Sermon on the Seed or Source of the World.

Argument:—Description of Avarice as the great Bondage of life and harmlessness of the common blessing of life obtained without avarice. i.e. Prohibition of avariciousness and not of ordinary enjoyments.

Vasishtha continued:—The false varieties of the world take us by surprise, as the eddies attract to them the passing vessels; but they are all found to be of the same nature, as the various waves of the sea. (As all the waves are but water, so all worldly appearances are mere enticing delusions).

2. The nature of the whole world, is as unknowably known to us; as that of the universal vacuum which rests in God alone, is imperceptibly perceptible to our eyes. (All we see of the sky, is but a blank which is nothing).

3. As I find nothing in the fancied cities of boys in the air, (which they think to abound with ghosts etc.); so doth this really ideal world, appear to be in real existence to boys alone. (But the wise know it as unreal).

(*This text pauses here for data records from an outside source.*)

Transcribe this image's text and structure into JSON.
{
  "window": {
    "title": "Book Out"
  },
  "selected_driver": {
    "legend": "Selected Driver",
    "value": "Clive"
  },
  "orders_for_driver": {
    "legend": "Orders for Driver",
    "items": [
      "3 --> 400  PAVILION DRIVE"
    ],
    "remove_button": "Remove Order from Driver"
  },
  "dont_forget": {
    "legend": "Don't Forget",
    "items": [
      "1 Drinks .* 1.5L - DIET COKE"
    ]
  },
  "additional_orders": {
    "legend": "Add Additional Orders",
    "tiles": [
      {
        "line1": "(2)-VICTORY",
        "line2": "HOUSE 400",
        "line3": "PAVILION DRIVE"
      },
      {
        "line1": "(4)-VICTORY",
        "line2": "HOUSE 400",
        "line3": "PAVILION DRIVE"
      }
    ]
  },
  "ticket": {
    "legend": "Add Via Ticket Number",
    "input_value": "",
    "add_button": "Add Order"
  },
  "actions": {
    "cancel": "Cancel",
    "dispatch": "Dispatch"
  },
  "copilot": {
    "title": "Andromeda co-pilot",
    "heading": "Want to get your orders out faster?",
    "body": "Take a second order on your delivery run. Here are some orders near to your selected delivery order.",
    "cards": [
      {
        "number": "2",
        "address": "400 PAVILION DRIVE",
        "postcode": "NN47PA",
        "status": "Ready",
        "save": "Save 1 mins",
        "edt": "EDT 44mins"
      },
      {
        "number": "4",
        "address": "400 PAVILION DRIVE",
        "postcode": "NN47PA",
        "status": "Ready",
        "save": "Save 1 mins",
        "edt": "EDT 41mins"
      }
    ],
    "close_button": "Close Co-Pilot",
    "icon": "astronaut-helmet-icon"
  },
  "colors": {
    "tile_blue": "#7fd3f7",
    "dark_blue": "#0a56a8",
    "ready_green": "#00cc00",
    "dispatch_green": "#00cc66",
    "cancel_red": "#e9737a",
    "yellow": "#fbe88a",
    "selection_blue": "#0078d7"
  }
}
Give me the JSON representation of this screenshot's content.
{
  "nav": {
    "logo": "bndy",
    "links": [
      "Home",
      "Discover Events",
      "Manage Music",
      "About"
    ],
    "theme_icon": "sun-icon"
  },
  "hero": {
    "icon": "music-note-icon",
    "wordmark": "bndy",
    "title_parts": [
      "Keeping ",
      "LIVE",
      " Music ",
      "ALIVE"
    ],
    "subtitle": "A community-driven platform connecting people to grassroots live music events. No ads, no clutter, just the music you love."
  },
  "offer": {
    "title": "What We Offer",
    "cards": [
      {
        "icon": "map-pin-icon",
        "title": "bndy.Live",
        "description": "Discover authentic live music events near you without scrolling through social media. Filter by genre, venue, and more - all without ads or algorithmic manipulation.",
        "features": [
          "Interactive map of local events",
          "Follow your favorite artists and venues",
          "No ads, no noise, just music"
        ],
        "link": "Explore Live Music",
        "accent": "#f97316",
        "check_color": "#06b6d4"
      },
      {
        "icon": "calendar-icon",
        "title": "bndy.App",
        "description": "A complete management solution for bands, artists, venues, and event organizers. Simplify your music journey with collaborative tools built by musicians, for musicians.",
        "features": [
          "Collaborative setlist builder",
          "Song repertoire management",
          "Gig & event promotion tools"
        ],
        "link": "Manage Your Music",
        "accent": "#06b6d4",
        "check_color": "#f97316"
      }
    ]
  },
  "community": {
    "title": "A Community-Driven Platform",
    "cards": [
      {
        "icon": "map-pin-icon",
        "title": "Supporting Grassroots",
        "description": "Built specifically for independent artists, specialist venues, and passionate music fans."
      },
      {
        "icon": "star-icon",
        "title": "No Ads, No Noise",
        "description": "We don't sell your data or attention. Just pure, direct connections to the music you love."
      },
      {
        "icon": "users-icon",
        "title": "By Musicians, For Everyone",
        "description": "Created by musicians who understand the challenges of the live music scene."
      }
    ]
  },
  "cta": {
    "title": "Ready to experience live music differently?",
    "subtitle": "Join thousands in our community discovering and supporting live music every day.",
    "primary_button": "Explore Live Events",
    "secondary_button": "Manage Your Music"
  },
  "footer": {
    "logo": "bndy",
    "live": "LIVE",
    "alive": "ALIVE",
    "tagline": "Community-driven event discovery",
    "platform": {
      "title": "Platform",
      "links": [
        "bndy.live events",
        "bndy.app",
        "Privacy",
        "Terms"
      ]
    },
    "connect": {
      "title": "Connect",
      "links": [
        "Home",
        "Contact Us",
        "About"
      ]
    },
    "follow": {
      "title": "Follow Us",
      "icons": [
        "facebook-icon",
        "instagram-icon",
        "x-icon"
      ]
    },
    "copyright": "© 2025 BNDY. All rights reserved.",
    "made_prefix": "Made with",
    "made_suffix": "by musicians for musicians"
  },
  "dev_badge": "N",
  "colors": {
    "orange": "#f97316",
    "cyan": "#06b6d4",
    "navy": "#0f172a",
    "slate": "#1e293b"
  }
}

4. The sight and thought of visible appearances, are as the visions and remembrances of objects in dream; and so is this world but an appearance to the sight, and a phantom and phantasy in the mind.

5. The phenomenal and the fancy, have no pith nor place except in the intellect; beside which there is nothing to be had save an unbounded vacuity only. Where then is the substantiality of the world?

6. The error of the world consists in the knower’s knowledge of it, and it is the ignorance (of the existence) of the world, that is free from this error; and the knowing or ignoring of it is dependant to thee, as the thinking or unthinking of a thing, is entirely in thy power. (Every one is master of his thoughts).

7. The vacuous intellect being of the form of the transcendent sky, is of the state of an extended space, to which it is impossible to impute any particular nature or quality whatsoever. (The gloss explains it by saying that, the intellect is neither any extended matter, nor entirely an empty vacuity, since it is the source of all intellectual powers and mental faculties).

8. The world also being of the form of the intellect (i.e. a formal representation of it); has no particular character or variable property assignable to it. It is seen to be existent, but having no particular feature of its own, it is not subject to any variation in its nature (i.e. Being a formless thing, it can have no vikára or change of form at all).